How will learning and education occur?

School will look like it did pre-COVID-19. Kids want to be back with their friends and parents don’t want to be teachers, principals, hall monitors, and test proctors. As a result, kids will go to a school building, sit in a classroom with other students their age, and teachers will teach what the curriculum requires. Inequity will continue as the richest schools are able to attract the best teachers and the most and latest resources, while the poorest schools will scrap by, focused as much (if not more) on meeting basic needs, like food, clothing, and cleanliness, as they do on teaching reading, writing, and arithmetic.

Or…

School is no longer a physical place but a set of activities and interactions. Learning happens when and how best for the student (within certain parameters, of course) and parents stay engaged in what, how, and when their kids are learning. Teachers will continue to find new ways to teach, including recording lessons once taught live to a full classroom and then engaging live with students one-on-one. Everyone will have more freedom to explore, create, discover, socialize, and learn.

I HOPE that…

This seismic shift in what it means to go to school will open people’s minds to what’s possible and increase their willingness to experiment as a means to reduce inequity and raise what’s “minimally acceptable.”

But I PREDICT that…

There will be innovation on the margins, that those who have the most resources will enjoy most of the benefits, and the majority will return to the pre-COVID-19 status-quo.
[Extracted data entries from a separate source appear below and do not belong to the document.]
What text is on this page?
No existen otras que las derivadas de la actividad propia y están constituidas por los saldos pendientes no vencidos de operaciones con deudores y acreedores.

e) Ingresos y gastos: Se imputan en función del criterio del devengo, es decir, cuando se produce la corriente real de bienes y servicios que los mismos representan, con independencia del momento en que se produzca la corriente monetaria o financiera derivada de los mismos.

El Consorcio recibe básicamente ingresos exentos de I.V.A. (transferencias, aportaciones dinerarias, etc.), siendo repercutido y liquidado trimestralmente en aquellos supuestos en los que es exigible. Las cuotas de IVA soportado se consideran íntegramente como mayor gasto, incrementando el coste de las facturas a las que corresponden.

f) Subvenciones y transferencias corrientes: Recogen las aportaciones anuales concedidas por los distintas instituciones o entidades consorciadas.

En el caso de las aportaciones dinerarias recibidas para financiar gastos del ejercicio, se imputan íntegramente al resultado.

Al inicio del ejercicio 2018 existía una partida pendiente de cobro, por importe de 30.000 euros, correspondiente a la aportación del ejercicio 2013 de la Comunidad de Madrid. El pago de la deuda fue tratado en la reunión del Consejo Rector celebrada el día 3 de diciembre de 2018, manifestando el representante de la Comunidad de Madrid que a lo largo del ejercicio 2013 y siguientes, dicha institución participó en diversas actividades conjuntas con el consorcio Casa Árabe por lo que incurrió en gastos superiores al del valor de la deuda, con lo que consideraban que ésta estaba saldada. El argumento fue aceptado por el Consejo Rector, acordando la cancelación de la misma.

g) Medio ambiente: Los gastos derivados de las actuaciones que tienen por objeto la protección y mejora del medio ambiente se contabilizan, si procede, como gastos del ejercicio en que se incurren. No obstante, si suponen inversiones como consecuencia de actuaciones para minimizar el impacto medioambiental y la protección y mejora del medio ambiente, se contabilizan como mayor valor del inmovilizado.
HOW LONG will the “new normal” last?

We’re human and we don’t like change. We especially dislike change when it’s forced on us. Even in the best of times, we want safety and security and we crave those things even more in periods of uncertainty. As a result, we will go back to the “old normal” as soon as we possibly can.

Or…

We have been fundamentally changed and therefore lasting change is inevitable. We see how hard healthcare workers work and the sacrifices they make. Parents are experiencing how hard teachers work and, if the tweets are to be believed, are willing to pay them millions to resume their roles. We appreciate the essential workers working grocery stores, delivering packages, and maintaining our infrastructure. We’ve returned to having conversations with family members, cooking and eating meals together, and reaching out to people who matter the most. We’ve been forced into a “new normal” but, by the end of it, it will simply be “normal.”

I PREDICT that…

The duration of the “new normal” depends entirely on how long the current situation lasts. The longer this situation — social distancing, stay at home orders, schools and non-essential businesses closed, the numbers of the sick and the dead leading the news — the greater the likelihood that things that felt new and different two weeks ago will become normal habits and expectations that endure. But, if the worst truly is over by April 30 and there’s no Round 2 in the summer or fall, we’ll return to the “old normal” as soon as we possibly can.